His communication skills improved tremendously during his seasons spent on the DIII and DII squads.
"That's half the game, communicating and being loud on the ice for your teammates to hear you," Norwinski said. "I always try to keep the net clear in front so the goalie has a good eye for seeing the puck when it's shot at him, and that comes with a lot of communication."
He has been impressed with the professionalism of all three levels of Liberty's hockey program.
"It's a very positive culture, a positive atmosphere in the organization as a whole, through all divisions," Norwinski said. "All of the players are very respectable, very friendly and welcoming. They are Christians first before they are hockey players, and that includes players on the women's team as well."
Having so much to play for this season has helped players on the DI team maintain high morale and a diligent work ethic as they prepare for the Oct. 9 Blue & White intra-squad scrimmage and the Oct. 23 season opener against North Carolina State at the LaHaye Ice Center.
"We're all getting excited to get to be able to play some games this semester and are very blessed to be able to do that," Norwinski said. "We are excited to finally play in front of our home fans and represent our school on the ice."

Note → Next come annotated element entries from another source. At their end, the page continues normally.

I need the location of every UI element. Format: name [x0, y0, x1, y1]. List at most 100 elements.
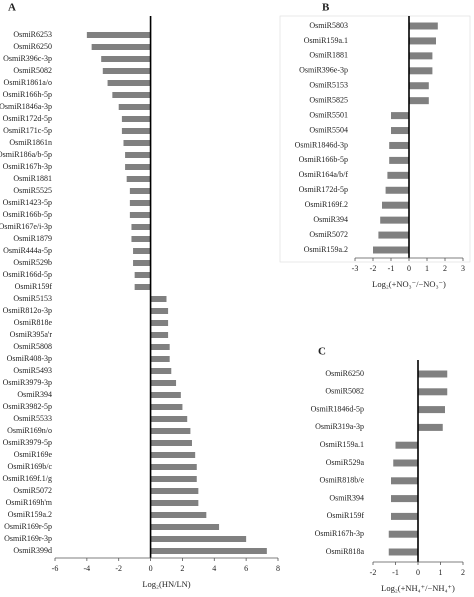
x-tick-label: 0	[416, 568, 420, 577]
bar	[150, 332, 169, 338]
category-label: OsmiR186a/b-5p	[0, 150, 52, 159]
x-tick-label: -2	[370, 264, 377, 273]
bar	[125, 152, 151, 158]
bar	[102, 68, 151, 74]
category-label: OsmiR394	[329, 493, 364, 502]
category-label: OsmiR1861a/o	[4, 78, 52, 87]
bar	[409, 67, 433, 75]
category-label: OsmiR1861n	[9, 138, 52, 147]
category-label: OsmiR399d	[13, 546, 52, 555]
bar	[150, 488, 199, 494]
category-label: OsmiR169n/o	[7, 426, 52, 435]
category-label: OsmiR169f.1/g	[2, 474, 52, 483]
category-label: OsmiR1423-5p	[3, 198, 52, 207]
category-label: OsmiR818a	[326, 547, 365, 556]
category-label: OsmiR172d-5p	[3, 114, 52, 123]
x-tick-label: 2	[461, 568, 465, 577]
category-label: OsmiR408-3p	[7, 354, 52, 363]
bar	[391, 512, 418, 520]
category-label: OsmiR159f	[15, 282, 53, 291]
category-label: OsmiR1881	[13, 174, 52, 183]
bar	[150, 512, 207, 518]
bar	[150, 464, 197, 470]
x-tick-label: 2	[180, 564, 184, 573]
x-tick-label: 8	[276, 564, 280, 573]
bar	[385, 186, 409, 194]
panel-letter: C	[318, 346, 326, 358]
x-tick-label: 4	[212, 564, 216, 573]
bar	[391, 127, 409, 135]
category-label: OsmiR6253	[13, 30, 52, 39]
category-label: OsmiR5082	[325, 387, 364, 396]
x-tick-label: -4	[84, 564, 91, 573]
bar	[388, 548, 418, 556]
category-label: OsmiR5072	[13, 486, 52, 495]
panel-letter: B	[322, 2, 330, 14]
category-label: OsmiR319a-3p	[315, 422, 364, 431]
category-label: OsmiR3979-5p	[3, 438, 52, 447]
bar	[150, 440, 192, 446]
bar	[131, 236, 151, 242]
x-tick-label: -2	[370, 568, 377, 577]
panel-frame	[279, 15, 471, 263]
bar	[409, 22, 438, 30]
bar	[418, 388, 448, 396]
x-tick-label: 0	[407, 264, 411, 273]
bar	[391, 495, 418, 503]
category-label: OsmiR3982-5p	[3, 402, 52, 411]
x-tick-label: -1	[392, 568, 399, 577]
category-label: OsmiR159a.2	[8, 510, 52, 519]
category-label: OsmiR818e	[14, 318, 53, 327]
bar	[150, 548, 267, 554]
bar	[134, 284, 151, 290]
bar	[150, 344, 170, 350]
category-label: OsmiR812o-3p	[3, 306, 52, 315]
category-label: OsmiR6250	[13, 42, 52, 51]
category-label: OsmiR166d-5p	[3, 270, 52, 279]
bar	[418, 423, 443, 431]
category-label: OsmiR444a-5p	[3, 246, 52, 255]
bar	[388, 530, 418, 538]
category-label: OsmiR5504	[309, 125, 348, 134]
category-label: OsmiR5072	[309, 230, 348, 239]
category-label: OsmiR166h-5p	[3, 90, 52, 99]
bar	[150, 380, 177, 386]
x-axis-label: Log₂(+NO₃⁻/−NO₃⁻)	[372, 279, 446, 289]
category-label: OsmiR169e	[14, 450, 53, 459]
x-tick-label: -3	[352, 264, 359, 273]
bar	[150, 320, 169, 326]
category-label: OsmiR529a	[326, 458, 365, 467]
bar	[409, 97, 429, 105]
category-label: OsmiR169b/c	[8, 462, 53, 471]
panel-letter: A	[8, 2, 16, 14]
category-label: OsmiR159a.1	[304, 36, 348, 45]
x-tick-label: -2	[115, 564, 122, 573]
bar	[112, 92, 151, 98]
bar	[393, 459, 418, 467]
category-label: OsmiR166b-5p	[3, 210, 52, 219]
category-label: OsmiR394	[17, 390, 52, 399]
bar	[133, 248, 151, 254]
category-label: OsmiR159a.1	[320, 440, 364, 449]
category-label: OsmiR169f.2	[305, 200, 348, 209]
bar	[118, 104, 151, 110]
bar	[389, 141, 409, 149]
category-label: OsmiR5082	[13, 66, 52, 75]
category-label: OsmiR169r-3p	[4, 534, 52, 543]
bar	[121, 116, 151, 122]
x-tick-label: -6	[52, 564, 59, 573]
category-label: OsmiR3979-3p	[3, 378, 52, 387]
category-label: OsmiR5493	[13, 366, 52, 375]
category-label: OsmiR169h'm	[6, 498, 53, 507]
x-tick-label: -1	[388, 264, 395, 273]
bar	[389, 156, 409, 164]
bar	[129, 212, 151, 218]
bar	[150, 428, 191, 434]
category-label: OsmiR818b/e	[320, 476, 365, 485]
bar	[121, 128, 151, 134]
x-tick-label: 2	[443, 264, 447, 273]
bar	[150, 356, 170, 362]
bar	[133, 260, 151, 266]
x-axis-label: Log₂(HN/LN)	[142, 579, 190, 589]
bar	[129, 188, 151, 194]
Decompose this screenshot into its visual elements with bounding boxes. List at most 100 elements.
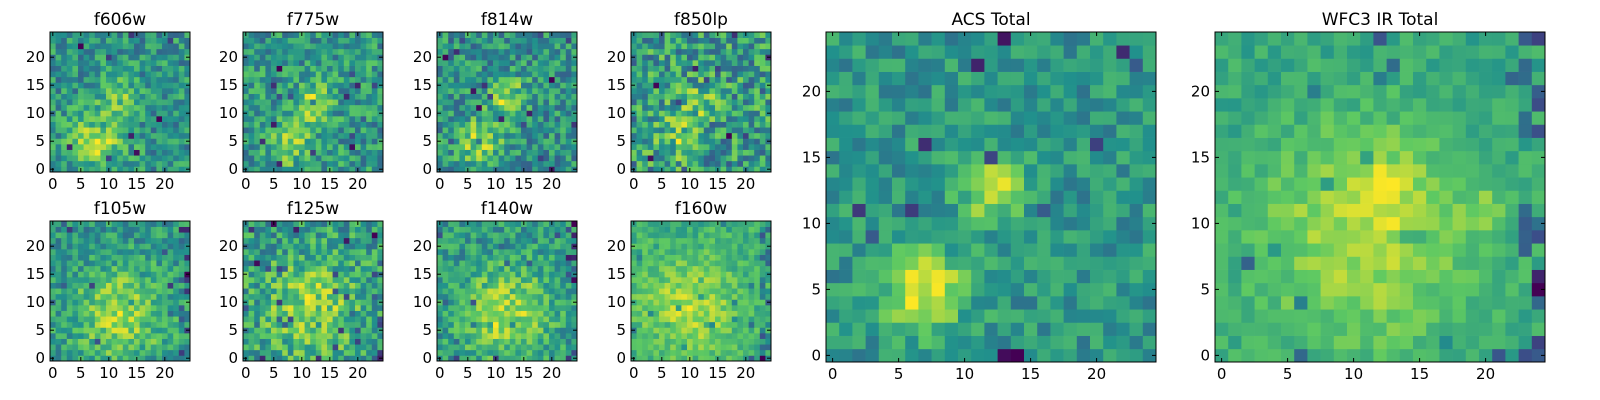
heatmap-cell [94,333,101,339]
heatmap-cell [465,333,471,339]
heatmap-cell [167,149,174,156]
heatmap-cell [465,310,471,317]
heatmap-cell [178,82,185,89]
heatmap-cell [55,338,62,345]
heatmap-cell [765,65,772,72]
heatmap-cell [631,160,637,167]
heatmap-cell [106,333,112,339]
heatmap-cell [470,93,477,100]
heatmap-cell [360,344,367,351]
heatmap-cell [498,321,505,328]
heatmap-cell [465,260,471,267]
heatmap-cell [134,43,140,50]
heatmap-cell [254,121,261,128]
heatmap-cell [66,277,73,283]
heatmap-cell [442,121,449,128]
heatmap-cell [681,305,688,311]
heatmap-cell [715,104,721,111]
heatmap-cell [465,293,471,300]
heatmap-cell [83,32,90,38]
heatmap-cell [338,76,345,83]
heatmap-cell [470,48,477,55]
heatmap-cell [55,249,62,255]
heatmap-cell [759,132,766,139]
heatmap-cell [554,82,561,89]
heatmap-cell [310,144,317,150]
heatmap-cell [55,271,62,278]
heatmap-cell [139,282,146,289]
heatmap-cell [515,132,522,139]
heatmap-cell [61,277,68,283]
heatmap-cell [554,299,561,306]
heatmap-cell [748,310,755,317]
heatmap-cell [653,110,660,117]
heatmap-cell [282,60,289,66]
heatmap-cell [106,48,112,55]
heatmap-cell [554,71,561,78]
heatmap-cell [299,321,305,328]
heatmap-cell [481,349,488,356]
heatmap-cell [543,344,550,351]
heatmap-cell [117,121,124,128]
heatmap-cell [287,88,294,94]
heatmap-cell [150,254,157,261]
heatmap-cell [681,110,688,117]
heatmap-cell [675,60,682,66]
heatmap-cell [377,65,384,72]
heatmap-cell [647,110,654,117]
heatmap-cell [349,127,356,134]
heatmap-cell [299,254,305,261]
heatmap-cell [111,321,118,328]
heatmap-cell [448,88,455,94]
heatmap-cell [537,65,544,72]
heatmap-cell [709,110,716,117]
heatmap-cell [493,338,499,345]
heatmap-cell [698,93,705,100]
heatmap-cell [100,37,107,44]
heatmap-cell [565,349,572,356]
heatmap-cell [692,321,699,328]
heatmap-cell [150,316,157,323]
heatmap-cell [664,32,671,38]
heatmap-cell [360,132,367,139]
heatmap-cell [332,226,339,233]
heatmap-cell [675,166,682,173]
heatmap-cell [271,288,277,295]
heatmap-cell [448,155,455,162]
heatmap-cell [543,99,550,106]
heatmap-cell [299,310,305,317]
heatmap-cell [304,254,311,261]
heatmap-cell [715,155,721,162]
heatmap-cell [549,82,555,89]
heatmap-cell [675,138,682,145]
heatmap-cell [560,65,567,72]
heatmap-cell [156,116,163,122]
heatmap-cell [134,310,140,317]
heatmap-cell [265,65,272,72]
heatmap-cell [338,260,345,267]
heatmap-cell [349,277,356,283]
heatmap-cell [670,65,677,72]
heatmap-cell [515,333,522,339]
heatmap-cell [100,226,107,233]
heatmap-cell [271,243,277,250]
heatmap-cell [498,316,505,323]
heatmap-cell [327,60,333,66]
heatmap-cell [720,116,727,122]
heatmap-cell [100,71,107,78]
heatmap-cell [287,71,294,78]
heatmap-cell [659,65,665,72]
heatmap-cell [709,127,716,134]
heatmap-cell [521,37,527,44]
x-tick-label: 0 [241,175,251,193]
heatmap-cell [178,132,185,139]
heatmap-cell [504,338,511,345]
heatmap-cell [282,249,289,255]
heatmap-cell [293,71,300,78]
heatmap-cell [642,37,649,44]
heatmap-cell [162,299,168,306]
heatmap-cell [360,65,367,72]
heatmap-cell [248,60,255,66]
heatmap-cell [315,355,322,362]
heatmap-cell [327,243,333,250]
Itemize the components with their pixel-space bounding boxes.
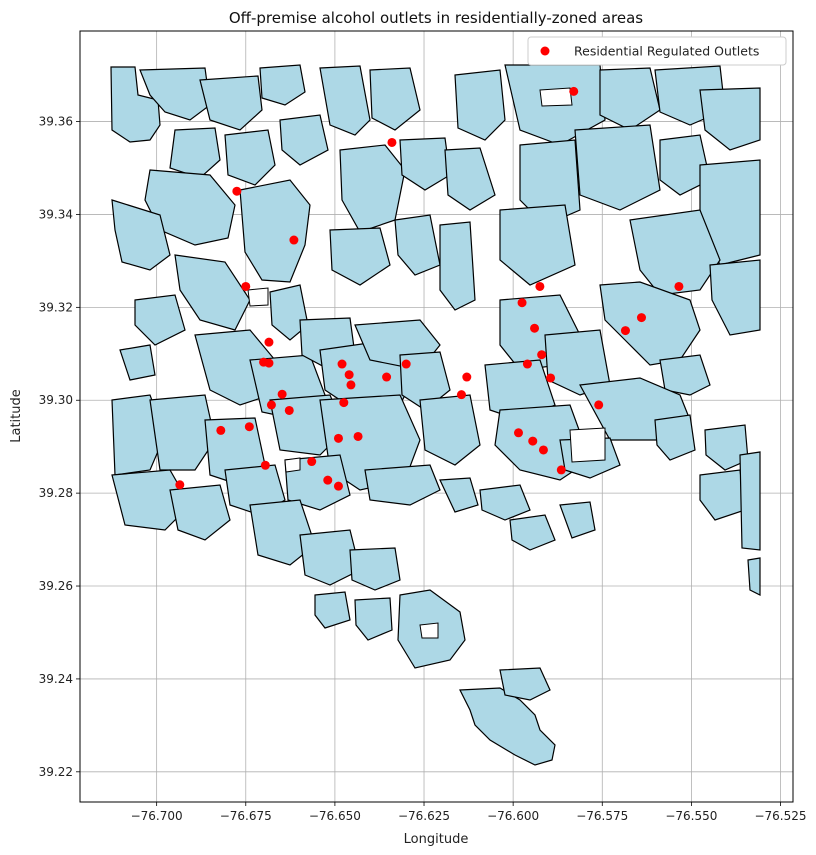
outlet-point <box>674 281 684 291</box>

Norwinski felt badly for the seniors on the DI and DII teams who were denied by COVID-19 the opportunity to travel to Frisco, Texas, in March to contend for their first national titles. However, he is thrilled to join the seven other seniors on this season's DI roster on their quest to advance to Boston for the April 15-20 national tournament.
"Every year, it's exciting to start the season knowing you have a chance to go all the way, to get a banner with your team's name on it," Norwinski said.
As a sales management and professional selling major in Liberty's School of Business, with a minor in Strategic Intelligence in Helms School of Government, Norwinski plans to join his father's business, Norwinski Insurance Agency, in Roanoke after graduating in May.